All threads invoke the method {\sf Sorting}, which recursively starts
two children threads if there are two more available entries in the
thread pool (lines 8-11), or starts one child thread if there is only
one available entry (lines 4-5).  The availability is computed through
the static method {\sf available} with the constant {\tt total}, which is equal to 5. The shared variable {\tt alive} denotes the used entries.
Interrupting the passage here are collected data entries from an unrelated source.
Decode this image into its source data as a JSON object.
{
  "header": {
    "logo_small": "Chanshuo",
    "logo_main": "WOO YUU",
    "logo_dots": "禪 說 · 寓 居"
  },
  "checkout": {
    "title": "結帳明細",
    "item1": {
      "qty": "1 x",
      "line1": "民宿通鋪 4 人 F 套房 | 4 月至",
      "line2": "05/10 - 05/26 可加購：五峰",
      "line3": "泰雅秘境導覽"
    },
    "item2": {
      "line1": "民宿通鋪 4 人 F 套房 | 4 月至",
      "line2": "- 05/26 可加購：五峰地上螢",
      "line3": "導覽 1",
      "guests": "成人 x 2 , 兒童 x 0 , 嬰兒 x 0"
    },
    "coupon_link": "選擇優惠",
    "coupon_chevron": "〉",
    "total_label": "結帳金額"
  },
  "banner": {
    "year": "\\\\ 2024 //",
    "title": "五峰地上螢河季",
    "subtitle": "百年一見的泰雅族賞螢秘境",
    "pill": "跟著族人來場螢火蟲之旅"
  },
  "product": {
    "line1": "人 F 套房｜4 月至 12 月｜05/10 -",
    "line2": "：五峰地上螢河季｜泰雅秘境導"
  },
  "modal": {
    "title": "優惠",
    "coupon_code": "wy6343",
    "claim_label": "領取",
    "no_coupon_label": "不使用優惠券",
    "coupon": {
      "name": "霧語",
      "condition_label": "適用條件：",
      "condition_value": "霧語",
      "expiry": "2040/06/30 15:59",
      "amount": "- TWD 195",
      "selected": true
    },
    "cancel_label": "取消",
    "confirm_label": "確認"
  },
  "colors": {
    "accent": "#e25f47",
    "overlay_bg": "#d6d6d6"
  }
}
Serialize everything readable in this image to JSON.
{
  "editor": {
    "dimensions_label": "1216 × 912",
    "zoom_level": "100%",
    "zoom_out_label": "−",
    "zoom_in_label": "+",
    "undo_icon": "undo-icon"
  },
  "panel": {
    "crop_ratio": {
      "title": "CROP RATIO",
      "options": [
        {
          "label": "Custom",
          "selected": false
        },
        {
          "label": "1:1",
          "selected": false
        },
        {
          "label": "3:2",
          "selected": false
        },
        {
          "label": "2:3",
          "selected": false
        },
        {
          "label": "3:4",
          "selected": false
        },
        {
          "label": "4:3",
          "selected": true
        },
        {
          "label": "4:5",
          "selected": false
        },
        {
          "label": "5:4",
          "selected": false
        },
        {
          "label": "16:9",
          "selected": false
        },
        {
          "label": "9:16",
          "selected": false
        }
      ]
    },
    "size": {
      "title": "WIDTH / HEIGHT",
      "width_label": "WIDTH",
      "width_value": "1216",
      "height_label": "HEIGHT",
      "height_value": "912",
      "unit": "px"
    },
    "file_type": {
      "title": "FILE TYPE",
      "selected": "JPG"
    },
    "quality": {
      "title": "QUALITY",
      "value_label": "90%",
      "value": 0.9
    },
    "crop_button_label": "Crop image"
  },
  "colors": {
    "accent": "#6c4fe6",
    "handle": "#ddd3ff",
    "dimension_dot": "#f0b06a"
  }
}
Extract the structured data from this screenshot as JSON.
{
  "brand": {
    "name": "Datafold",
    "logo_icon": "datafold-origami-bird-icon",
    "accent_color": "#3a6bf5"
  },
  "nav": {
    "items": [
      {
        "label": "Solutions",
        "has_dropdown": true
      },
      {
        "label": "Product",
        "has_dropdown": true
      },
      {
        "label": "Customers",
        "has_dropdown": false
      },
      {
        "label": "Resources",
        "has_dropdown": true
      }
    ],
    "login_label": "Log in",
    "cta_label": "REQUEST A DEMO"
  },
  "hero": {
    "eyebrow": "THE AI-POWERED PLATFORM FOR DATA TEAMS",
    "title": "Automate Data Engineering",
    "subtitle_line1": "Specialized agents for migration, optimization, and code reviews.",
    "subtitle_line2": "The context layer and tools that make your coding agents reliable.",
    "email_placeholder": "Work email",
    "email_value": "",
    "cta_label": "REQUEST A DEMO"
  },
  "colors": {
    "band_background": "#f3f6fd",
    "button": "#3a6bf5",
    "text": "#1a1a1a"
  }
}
Initially there is one sorting thread. After it starts Thread 1 and
Thread 2, there are three threads alive and only two more
entries are available. Suppose that in the observed run Thread 2
consumes both thread entries and starts the child Thread 3
and Thread 4 (not shown), updating {\tt alive} to 5. Then Thread 1
cannot execute the branch at lines 4-5. Huang et al.~\cite{pldi14} require the predicted run to preserve the dependence denoted by the dotted line since this dependence affects the branch condition at line 2. As a result, the predicted run follows the same branch decision and cannot reason about the code at lines 4-5. Our analysis does not suffer from this limitation. Instead, it allows the predicted run to reason about the un-explored code. Specifically, it does not need to preserve the dependence from line 11 to line 1, and it allows line 1 (Thread 1) to read from line 9 (Thread 2). As a result, the branch condition guarding the unexplored branch is evaluated to be true, enabling the unexplored path in the constraint solver. Finally, the solver identifies the race between line 5 (Thread 1) and line 1 (Thread 3). Note that the two lines are synchronized on different locks~\footnote{We abbreviate the {\tt synchronized} keyword as {\tt sync}.
}.


\begin{figure}[htp]
\centering
\includegraphics[scale=0.45]{figs/Visio-msort.pdf}
\caption{Relaxation of Paths}\label{fig:relax2}
\vspace{-2em}
\end{figure}


\section{Threats to Validity}
A Java method can consist of up to 65535 bytecode instructions. Therefore,
 we count the number of bytecode instructions inside each method. If the
resulting number exceeds 65535, we avoid instrumenting the method.
The consequence is that we will potentially miss races inside a method for
which we skipped instrumentation. In this case, we specify the variables
read from the method to be equal to their concrete values in the constraints.
The constraint solver can proceed safely without being affected by
such methods.

\tool\  lacks support for certain operators. In our current
implementation, we do not support bit operations such as $\&$ and $<<$, which accounts for most of our misses.